Quizá lo que más impresionaba en su actitud ante la realidad fue esa combinación de lo mental y lo sensible, en términos variables y adecuadamente ajustados a la peculiaridad del objeto. Historiador y crítico de las artes y la cultura, Julio Payró tuvo ante todo la vocación del hecho primigenio. Su vocación primera fue el análisis. Le tentó la generalización y la síntesis, pero le atraía y subyugaba el descubrimiento del dato puro. Esta es la pincelada, este es el sentimiento originario, esta es la intuición primera, nos dijo a cada instante. Y cuando se enfrentó con la vida histórica que constituye el marco de la creación, su actitud fue la misma, y tras un esfuerzo denodado impuso su designio de descubrir el hecho primigenio, aquel sobre el que todo se construye, aquel que si se percibe confusa o equivocadamente compromete y malogra toda generalización y toda síntesis. Esta persecución obsesiva y austera del hecho primigenio es lo que me ha hecho pensar siempre de él que toda su aventura estética e intelectual estuvo condicionada por la esencial eticidad de su carácter.

Porque Payró no desdeñó la generalización y la síntesis. Por el contrario, las persiguió y supo alcanzarlas. Pero en esa persecución se detuvo una y otra vez ante las conclusiones que temió prematuras, y retrotrajo infatigablemente, una y otra vez, su reflexión hacia el análisis, hasta que su insobornable sentido crítico desvaneciera la última duda, y se sintiera autorizado por sí mismo —su único juez— a considerar como definitiva la estructura en que los hechos se articulan. Después alcanzó una instancia que lo subyugó: la percepción del orden.

Payró creyó —intelectual y vitalmente— en la existencia de un orden, en el que por cierto cabía la libertad. Parecería a veces que es un orden conceptual, una especie de armonía preestablecida en la que se conjuga la realidad sensible y la realidad inteligible, el mundo de lo concreto y el mundo de lo abstracto. Pero se advierte que es al mismo tiempo el resultado de un designio humano, como si fuera el último objetivo, el fin más alto, de la voluntad del hombre. Es, en todo caso, un orden flexible, dinámico, un orden histórico y mudable en el que marca los hitos del cambio lo que Payró amó más: la creación original.

Quizás este fuera su secreto como historiador y como crítico. Su pasión por la creación original y su equilibrada formación intelectual y sensible lo tornaron en un rabdomante de la genuina innovación.

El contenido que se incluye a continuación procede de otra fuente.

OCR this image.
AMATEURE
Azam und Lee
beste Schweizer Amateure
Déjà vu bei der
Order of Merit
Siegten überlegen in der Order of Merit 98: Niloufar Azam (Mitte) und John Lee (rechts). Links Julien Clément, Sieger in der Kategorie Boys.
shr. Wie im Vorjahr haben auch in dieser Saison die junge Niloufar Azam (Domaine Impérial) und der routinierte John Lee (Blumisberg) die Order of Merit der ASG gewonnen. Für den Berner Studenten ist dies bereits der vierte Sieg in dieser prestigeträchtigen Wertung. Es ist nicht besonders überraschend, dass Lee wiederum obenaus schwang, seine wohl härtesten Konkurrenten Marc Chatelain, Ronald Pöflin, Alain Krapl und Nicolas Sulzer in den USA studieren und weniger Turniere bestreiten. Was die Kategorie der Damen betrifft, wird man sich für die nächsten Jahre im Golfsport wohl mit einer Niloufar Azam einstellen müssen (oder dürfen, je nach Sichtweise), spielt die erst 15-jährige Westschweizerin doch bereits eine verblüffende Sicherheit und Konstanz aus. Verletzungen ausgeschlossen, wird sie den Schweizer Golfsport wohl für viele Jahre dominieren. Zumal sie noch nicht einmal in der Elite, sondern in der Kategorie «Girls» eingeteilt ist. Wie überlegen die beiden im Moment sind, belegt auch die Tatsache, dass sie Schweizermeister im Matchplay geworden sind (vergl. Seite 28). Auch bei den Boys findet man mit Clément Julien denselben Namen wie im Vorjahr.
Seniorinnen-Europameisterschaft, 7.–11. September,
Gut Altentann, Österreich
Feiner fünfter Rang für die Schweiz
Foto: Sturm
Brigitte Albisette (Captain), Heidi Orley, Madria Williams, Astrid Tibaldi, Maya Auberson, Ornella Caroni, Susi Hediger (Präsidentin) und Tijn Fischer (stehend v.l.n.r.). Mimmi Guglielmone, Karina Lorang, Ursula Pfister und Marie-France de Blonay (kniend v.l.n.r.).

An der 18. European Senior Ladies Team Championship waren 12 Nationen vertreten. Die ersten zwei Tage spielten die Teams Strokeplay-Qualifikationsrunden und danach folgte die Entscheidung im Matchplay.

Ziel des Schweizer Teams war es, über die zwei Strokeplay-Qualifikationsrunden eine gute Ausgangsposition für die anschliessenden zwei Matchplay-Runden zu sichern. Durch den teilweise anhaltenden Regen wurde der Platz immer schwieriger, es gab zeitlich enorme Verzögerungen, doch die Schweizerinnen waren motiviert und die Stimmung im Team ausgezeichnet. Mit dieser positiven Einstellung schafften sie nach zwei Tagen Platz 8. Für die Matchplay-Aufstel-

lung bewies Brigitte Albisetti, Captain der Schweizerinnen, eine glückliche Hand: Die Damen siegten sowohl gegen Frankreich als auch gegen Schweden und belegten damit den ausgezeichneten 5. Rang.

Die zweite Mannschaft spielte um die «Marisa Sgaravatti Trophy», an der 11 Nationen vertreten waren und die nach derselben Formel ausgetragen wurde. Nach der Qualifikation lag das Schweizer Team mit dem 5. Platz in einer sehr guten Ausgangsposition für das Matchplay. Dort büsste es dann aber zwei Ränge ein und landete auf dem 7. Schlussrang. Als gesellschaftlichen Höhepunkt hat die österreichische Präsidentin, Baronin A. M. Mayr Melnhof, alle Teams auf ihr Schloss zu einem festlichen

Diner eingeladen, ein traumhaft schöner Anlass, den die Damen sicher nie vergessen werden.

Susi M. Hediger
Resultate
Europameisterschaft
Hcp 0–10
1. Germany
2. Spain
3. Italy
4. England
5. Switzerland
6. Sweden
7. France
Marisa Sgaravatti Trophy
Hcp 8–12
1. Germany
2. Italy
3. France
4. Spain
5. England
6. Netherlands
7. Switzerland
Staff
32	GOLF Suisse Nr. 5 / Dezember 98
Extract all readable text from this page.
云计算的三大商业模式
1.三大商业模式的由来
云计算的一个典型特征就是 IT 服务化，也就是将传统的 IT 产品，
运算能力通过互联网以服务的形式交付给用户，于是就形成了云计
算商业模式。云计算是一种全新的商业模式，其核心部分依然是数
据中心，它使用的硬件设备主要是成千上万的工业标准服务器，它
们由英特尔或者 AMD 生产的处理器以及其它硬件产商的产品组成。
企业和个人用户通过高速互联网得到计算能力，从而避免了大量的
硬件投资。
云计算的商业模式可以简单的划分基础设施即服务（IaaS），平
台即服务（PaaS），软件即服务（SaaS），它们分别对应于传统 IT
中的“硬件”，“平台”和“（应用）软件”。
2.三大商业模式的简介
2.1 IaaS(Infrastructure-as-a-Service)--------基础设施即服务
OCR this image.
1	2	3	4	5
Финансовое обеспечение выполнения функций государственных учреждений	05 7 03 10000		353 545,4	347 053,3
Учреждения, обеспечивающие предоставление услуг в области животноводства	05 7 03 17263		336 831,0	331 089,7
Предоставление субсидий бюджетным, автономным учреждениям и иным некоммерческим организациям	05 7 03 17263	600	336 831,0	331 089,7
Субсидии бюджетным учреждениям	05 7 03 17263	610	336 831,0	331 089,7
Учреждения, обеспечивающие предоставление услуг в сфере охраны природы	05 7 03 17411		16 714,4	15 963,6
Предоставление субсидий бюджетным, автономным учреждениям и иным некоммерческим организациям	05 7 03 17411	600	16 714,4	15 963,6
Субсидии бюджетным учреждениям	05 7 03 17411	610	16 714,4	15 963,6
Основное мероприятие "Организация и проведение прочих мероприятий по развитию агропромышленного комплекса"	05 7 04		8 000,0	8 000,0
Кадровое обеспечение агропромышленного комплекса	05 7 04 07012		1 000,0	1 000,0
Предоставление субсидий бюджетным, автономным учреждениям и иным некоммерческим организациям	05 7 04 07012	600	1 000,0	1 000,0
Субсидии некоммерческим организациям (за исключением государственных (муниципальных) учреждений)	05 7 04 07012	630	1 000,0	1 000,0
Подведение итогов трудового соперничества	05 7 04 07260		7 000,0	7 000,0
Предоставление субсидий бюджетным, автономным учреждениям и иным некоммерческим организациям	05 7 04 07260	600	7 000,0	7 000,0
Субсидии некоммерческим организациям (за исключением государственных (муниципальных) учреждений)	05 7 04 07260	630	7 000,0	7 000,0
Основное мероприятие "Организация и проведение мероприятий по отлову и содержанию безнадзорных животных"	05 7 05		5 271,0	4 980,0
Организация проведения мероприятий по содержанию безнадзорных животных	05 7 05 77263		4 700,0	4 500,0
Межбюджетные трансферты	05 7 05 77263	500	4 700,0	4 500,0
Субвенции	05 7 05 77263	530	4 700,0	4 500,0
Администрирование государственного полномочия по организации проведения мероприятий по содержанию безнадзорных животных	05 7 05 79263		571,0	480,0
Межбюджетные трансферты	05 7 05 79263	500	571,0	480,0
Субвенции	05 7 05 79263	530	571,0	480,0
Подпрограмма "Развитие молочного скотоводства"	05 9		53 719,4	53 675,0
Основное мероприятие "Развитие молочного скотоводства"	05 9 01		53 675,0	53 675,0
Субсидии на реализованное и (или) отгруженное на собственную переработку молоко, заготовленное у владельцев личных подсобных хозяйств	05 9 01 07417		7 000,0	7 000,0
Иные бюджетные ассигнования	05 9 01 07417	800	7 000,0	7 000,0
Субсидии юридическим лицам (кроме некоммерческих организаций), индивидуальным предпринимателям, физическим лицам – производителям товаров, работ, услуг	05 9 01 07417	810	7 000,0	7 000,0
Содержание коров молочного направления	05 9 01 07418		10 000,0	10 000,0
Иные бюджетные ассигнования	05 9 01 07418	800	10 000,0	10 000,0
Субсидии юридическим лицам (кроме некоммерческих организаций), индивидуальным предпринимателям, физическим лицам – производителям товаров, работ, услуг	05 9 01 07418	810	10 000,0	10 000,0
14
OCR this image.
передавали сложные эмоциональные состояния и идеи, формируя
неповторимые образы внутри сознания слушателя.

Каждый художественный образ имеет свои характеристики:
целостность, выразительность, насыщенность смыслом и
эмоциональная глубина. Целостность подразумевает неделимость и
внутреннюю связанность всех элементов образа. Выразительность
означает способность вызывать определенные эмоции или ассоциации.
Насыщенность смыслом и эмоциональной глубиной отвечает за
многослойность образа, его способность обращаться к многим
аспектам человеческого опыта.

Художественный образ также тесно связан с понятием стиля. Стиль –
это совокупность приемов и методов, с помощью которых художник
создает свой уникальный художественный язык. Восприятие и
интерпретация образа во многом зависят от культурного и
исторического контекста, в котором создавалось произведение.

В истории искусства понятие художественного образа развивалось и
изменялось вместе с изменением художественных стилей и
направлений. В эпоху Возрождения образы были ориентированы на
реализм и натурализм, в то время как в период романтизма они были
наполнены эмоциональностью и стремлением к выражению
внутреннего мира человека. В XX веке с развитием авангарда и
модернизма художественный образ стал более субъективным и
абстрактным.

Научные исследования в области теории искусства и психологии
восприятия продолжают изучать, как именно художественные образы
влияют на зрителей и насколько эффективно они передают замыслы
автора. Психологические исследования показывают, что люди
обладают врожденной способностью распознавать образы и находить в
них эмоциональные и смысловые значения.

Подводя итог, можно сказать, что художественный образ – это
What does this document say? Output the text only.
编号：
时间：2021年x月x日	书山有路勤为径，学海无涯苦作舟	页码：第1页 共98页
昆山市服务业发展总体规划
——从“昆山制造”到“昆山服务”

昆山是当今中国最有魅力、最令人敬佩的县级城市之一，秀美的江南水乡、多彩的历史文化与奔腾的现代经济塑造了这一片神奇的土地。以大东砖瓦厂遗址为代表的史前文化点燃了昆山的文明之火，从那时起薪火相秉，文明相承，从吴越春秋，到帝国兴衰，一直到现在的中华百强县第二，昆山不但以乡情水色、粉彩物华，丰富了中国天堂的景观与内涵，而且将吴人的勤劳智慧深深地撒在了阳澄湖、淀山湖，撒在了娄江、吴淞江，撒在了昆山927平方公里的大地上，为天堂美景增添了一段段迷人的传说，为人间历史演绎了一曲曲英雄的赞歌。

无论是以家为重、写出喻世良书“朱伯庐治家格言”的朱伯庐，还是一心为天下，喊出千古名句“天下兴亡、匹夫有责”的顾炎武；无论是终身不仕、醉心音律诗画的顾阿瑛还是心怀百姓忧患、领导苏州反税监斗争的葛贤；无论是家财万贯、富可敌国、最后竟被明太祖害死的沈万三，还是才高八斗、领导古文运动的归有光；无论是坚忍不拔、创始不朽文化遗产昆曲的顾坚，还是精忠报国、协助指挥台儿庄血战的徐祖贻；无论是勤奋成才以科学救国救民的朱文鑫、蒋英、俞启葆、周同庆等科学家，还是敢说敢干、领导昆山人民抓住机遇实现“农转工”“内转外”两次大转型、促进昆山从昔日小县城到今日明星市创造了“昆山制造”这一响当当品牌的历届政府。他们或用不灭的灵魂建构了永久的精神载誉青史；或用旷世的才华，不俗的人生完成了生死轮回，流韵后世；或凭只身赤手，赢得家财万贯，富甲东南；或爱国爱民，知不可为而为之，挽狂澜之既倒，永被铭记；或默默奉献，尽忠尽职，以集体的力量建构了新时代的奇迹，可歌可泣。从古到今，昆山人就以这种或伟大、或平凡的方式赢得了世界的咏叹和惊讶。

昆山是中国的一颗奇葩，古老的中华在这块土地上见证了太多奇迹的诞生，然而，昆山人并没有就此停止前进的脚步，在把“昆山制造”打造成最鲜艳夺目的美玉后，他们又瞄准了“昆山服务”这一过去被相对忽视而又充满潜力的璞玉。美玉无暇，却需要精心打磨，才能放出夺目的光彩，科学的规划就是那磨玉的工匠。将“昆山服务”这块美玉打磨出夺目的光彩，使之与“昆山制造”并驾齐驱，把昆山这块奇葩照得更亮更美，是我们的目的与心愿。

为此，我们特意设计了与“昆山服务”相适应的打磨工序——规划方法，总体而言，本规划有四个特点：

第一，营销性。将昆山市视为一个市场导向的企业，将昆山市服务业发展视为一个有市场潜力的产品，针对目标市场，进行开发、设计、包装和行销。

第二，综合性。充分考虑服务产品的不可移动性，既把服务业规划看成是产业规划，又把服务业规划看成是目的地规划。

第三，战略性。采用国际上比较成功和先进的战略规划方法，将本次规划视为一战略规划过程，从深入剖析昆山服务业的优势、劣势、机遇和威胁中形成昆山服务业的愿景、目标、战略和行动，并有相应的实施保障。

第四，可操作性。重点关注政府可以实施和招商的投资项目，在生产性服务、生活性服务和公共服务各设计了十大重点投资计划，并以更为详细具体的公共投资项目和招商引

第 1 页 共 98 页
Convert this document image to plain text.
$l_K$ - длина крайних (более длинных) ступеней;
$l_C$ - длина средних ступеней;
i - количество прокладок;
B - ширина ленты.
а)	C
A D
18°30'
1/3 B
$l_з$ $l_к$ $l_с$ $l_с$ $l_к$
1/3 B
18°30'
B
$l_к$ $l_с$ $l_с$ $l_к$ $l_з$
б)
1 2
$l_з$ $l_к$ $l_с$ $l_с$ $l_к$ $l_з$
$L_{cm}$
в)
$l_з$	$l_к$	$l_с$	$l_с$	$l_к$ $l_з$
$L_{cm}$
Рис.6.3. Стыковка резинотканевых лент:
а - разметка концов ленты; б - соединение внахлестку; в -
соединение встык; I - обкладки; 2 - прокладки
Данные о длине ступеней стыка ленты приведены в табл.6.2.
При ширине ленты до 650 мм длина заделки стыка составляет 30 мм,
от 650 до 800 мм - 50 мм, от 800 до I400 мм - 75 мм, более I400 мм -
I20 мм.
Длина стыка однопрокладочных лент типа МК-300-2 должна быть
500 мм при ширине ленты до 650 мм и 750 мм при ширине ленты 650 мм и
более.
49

Su diagnóstico era rápido y seguro, y parecía fruto de la intuición a fuerza de apoyarse en una sabiduría tan incorporada. La creación original era sorprendida por él como un hecho primigenio, y entonces se lanzaba a la ardua tarea de incorporarla dentro de los marcos conceptuales que ya poseía, o, en ocasiones, de los que comenzaba a reconstruir para alojarla si el nuevo hallazgo le sugería la necesidad de otros nuevos.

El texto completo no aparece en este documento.